I was struck by that, because for many I talk to and in my experience, so much revolves around the ‘now’. I suppose these are our version of what Jesus calls ‘cares’, ‘lures’ and ‘desires’ of the moment (Mk. 4:19)—although our ‘now’ always self-evidently seems much harder than anyone else’s, even maybe including the ‘now’ of Jesus’ time.
I was also struck last year by the sheer weight of instability and change. Our national politics was in constant flux. The global order felt like nothing we have ever seen before. Church life is pressured by social change and public scrutiny like never before. No workplace seems able to catch its breath in the middle of all the comparison, competition and compliance that fills our days. Our domestic lives flip-flop between safe-haven and bewildering muddle. Therefore added to the ‘now’ is anxiety about ‘what next’, tinged with sadness about the good things or people or conditions that are no longer with us. Those are conditions under which we find it hard to notice, give thanks and feel joy for any good things in the ‘now’.

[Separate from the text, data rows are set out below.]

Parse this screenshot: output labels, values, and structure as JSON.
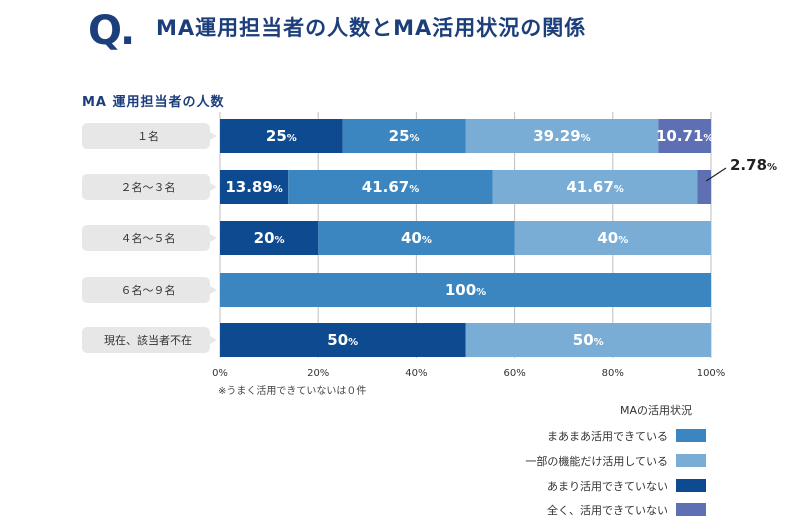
{
  "header": {
    "q_mark": "Q.",
    "title": "MA運用担当者の人数とMA活用状況の関係"
  },
  "note": "※うまく活用できていないは０件",
  "colors": {
    "full": "#0e4a8f",
    "mostly": "#3b86c0",
    "partial": "#79add5",
    "none": "#5f6fb3",
    "label_bg": "#e7e7e7",
    "grid": "#bfbfbf"
  },
  "chart_data": {
    "type": "bar",
    "orientation": "horizontal",
    "stacked": true,
    "title": "MA 運用担当者の人数",
    "categories": [
      "１名",
      "２名〜３名",
      "４名〜５名",
      "６名〜９名",
      "現在、該当者不在"
    ],
    "series": [
      {
        "name": "あまり活用できていない",
        "color_key": "full",
        "values": [
          25,
          13.89,
          20,
          0,
          50
        ],
        "labels": [
          "25%",
          "13.89%",
          "20%",
          "",
          "50%"
        ]
      },
      {
        "name": "まあまあ活用できている",
        "color_key": "mostly",
        "values": [
          25,
          41.67,
          40,
          100,
          0
        ],
        "labels": [
          "25%",
          "41.67%",
          "40%",
          "100%",
          ""
        ]
      },
      {
        "name": "一部の機能だけ活用している",
        "color_key": "partial",
        "values": [
          39.29,
          41.67,
          40,
          0,
          50
        ],
        "labels": [
          "39.29%",
          "41.67%",
          "40%",
          "",
          "50%"
        ]
      },
      {
        "name": "全く、活用できていない",
        "color_key": "none",
        "values": [
          10.71,
          2.78,
          0,
          0,
          0
        ],
        "labels": [
          "10.71%",
          "2.78%",
          "",
          "",
          ""
        ]
      }
    ],
    "callout": {
      "category_index": 1,
      "series_index": 3,
      "text": "2.78%"
    },
    "xlim": [
      0,
      100
    ],
    "xticks": [
      0,
      20,
      40,
      60,
      80,
      100
    ],
    "xtick_labels": [
      "0%",
      "20%",
      "40%",
      "60%",
      "80%",
      "100%"
    ],
    "grid": true,
    "legend": {
      "title": "MAの活用状況",
      "placement": "bottom-right",
      "items": [
        {
          "label": "まあまあ活用できている",
          "color_key": "mostly"
        },
        {
          "label": "一部の機能だけ活用している",
          "color_key": "partial"
        },
        {
          "label": "あまり活用できていない",
          "color_key": "full"
        },
        {
          "label": "全く、活用できていない",
          "color_key": "none"
        }
      ]
    }
  }
}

Haughton’s view, however, is that it is the passionate love of God that has put us each into flux and change, and which powers that flux and change. We know this to be so, she reasons, because of Jesus’ Incarnation and Resurrection: the Flesh-taking of Jesus, the determination of God somehow to become and to remain Jesus.

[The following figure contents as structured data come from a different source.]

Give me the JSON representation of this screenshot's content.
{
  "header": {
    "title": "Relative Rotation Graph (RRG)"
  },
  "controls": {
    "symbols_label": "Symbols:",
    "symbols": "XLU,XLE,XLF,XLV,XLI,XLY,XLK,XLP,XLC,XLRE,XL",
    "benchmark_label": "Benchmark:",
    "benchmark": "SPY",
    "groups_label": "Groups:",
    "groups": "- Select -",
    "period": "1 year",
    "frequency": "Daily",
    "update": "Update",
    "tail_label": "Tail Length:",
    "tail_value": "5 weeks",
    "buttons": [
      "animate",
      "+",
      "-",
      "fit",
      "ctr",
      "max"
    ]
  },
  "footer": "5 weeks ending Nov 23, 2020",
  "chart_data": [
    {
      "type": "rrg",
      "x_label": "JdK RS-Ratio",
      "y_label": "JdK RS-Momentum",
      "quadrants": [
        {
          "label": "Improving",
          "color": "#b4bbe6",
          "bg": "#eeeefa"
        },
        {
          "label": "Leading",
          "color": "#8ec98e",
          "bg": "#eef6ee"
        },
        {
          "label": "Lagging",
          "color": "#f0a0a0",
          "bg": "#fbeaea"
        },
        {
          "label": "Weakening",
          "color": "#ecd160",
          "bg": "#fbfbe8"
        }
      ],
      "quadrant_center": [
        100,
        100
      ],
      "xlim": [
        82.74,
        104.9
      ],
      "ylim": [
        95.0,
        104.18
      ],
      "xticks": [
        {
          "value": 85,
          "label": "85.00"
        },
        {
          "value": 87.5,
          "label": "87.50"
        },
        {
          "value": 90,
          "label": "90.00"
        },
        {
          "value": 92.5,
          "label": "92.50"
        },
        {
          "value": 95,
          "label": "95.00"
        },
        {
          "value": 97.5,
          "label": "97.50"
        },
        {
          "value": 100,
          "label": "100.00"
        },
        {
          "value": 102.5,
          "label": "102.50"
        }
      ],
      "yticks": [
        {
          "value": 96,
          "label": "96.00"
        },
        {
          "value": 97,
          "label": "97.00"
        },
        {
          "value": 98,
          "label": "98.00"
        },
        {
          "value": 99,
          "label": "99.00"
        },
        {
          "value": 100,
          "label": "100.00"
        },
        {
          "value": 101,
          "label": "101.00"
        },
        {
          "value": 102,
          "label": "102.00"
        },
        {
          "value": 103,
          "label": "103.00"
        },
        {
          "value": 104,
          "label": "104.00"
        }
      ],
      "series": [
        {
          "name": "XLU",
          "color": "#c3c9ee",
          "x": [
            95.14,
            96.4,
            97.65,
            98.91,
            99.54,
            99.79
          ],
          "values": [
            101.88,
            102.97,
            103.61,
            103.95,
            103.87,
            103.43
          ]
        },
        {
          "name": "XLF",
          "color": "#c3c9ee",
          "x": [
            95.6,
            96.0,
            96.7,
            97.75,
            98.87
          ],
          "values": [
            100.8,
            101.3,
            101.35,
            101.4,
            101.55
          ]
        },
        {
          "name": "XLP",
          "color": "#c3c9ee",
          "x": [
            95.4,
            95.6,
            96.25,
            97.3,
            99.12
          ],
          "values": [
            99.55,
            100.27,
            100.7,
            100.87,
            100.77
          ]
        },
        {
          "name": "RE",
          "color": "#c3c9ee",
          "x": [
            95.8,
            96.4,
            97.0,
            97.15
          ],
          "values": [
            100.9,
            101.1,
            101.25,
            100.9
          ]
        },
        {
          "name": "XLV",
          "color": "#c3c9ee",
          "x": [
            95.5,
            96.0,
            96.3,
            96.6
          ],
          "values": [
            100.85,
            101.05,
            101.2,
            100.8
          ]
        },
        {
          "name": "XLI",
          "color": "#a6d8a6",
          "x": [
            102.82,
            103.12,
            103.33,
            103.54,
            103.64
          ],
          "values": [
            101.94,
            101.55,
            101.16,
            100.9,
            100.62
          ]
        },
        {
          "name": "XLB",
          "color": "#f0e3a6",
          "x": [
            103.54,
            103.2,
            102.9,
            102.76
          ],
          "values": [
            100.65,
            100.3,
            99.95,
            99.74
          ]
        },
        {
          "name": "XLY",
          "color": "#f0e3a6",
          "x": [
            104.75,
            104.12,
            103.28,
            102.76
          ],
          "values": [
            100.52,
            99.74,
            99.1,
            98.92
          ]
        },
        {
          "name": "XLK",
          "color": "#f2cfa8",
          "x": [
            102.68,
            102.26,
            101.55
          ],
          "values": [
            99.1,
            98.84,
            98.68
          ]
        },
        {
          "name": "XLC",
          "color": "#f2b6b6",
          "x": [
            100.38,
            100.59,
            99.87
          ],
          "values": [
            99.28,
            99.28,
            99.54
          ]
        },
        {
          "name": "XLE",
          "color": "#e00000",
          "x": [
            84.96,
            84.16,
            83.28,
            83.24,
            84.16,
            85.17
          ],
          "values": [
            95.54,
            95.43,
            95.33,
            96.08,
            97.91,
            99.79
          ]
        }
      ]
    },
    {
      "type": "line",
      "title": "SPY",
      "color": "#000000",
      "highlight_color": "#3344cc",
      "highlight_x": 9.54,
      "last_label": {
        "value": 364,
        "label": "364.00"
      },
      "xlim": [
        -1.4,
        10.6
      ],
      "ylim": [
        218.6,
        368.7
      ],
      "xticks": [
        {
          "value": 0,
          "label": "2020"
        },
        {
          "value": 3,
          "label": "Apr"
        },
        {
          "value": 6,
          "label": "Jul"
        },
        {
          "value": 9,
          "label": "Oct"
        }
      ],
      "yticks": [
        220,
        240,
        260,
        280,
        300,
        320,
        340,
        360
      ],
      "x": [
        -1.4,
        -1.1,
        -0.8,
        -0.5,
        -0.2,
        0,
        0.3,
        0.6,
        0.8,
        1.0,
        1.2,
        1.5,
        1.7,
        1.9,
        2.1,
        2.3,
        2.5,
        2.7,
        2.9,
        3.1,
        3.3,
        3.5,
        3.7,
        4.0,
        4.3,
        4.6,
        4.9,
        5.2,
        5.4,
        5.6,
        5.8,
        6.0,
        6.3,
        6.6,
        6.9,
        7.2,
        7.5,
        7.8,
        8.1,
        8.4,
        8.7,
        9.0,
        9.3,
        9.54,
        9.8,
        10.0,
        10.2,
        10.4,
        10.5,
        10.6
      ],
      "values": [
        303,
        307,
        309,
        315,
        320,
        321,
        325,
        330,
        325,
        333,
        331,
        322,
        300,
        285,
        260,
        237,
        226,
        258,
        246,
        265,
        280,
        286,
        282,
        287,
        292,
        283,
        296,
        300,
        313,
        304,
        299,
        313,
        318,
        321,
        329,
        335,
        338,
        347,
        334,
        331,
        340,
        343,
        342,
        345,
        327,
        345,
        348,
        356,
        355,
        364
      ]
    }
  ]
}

People, she reckons, don’t mind a God who is ‘numinous’, ‘pervasive’, ‘glorious, benevolent and (if sometimes explicable), comforting’. We also quite like a Jesus who was ‘heroic, gentle, “whole”, healing, poor and persecuted’. But what we cannot take, actually, is a God ‘so passionate he has to be Jesus, a Jesus so passionate that he has to be God’ (p. 7).
This determination of God to take ‘flesh’ ensures, beyond all doubt, that God’s love extends to our experiences of the now as it unfolds to the next. God remains intimately in-touch with that, and behind it and within it and under it and over it and through it. Jesus made and makes it so for God. (I am in turn reminded that Jesus knew all about the fear that talk of war and revolution brings, Lk 21:9).
For Haughton, it follows that wisdom ‘is a human gift and a name of God.’ Stay with me: ‘In Scripture Wisdom is “she”, and she sets her table in public and summons one and all.’ She ‘is an invitation to experience Heaven and Hell, life and death, to know them in the facts of nuclear power and food co-ops and police methods, or attitudes to babies and the poor and the handicapped and what we put in the soil. … Wisdom is simply the apprehension of God in human experience through its whole extent. That is Christian theology, for Christianity is the revelation of Wisdom in one historical yet eternal point, physical and spiritual and personal and cosmic … that the revelation of God in Christ is what life is all about’ (pp. 4–5).
So as it happens, I am pretty optimistic about 2018 at St Mark’s. The cares of each day remain messy, and talk about the future always beckons us to anxiety. But, we get to study Wisdom. We get to know the Flesh-taking God, who knows us in Christ, through whom we can gradually become assured definitely loves us within—and maybe even by using—‘the changes and chances of this fleeting world’.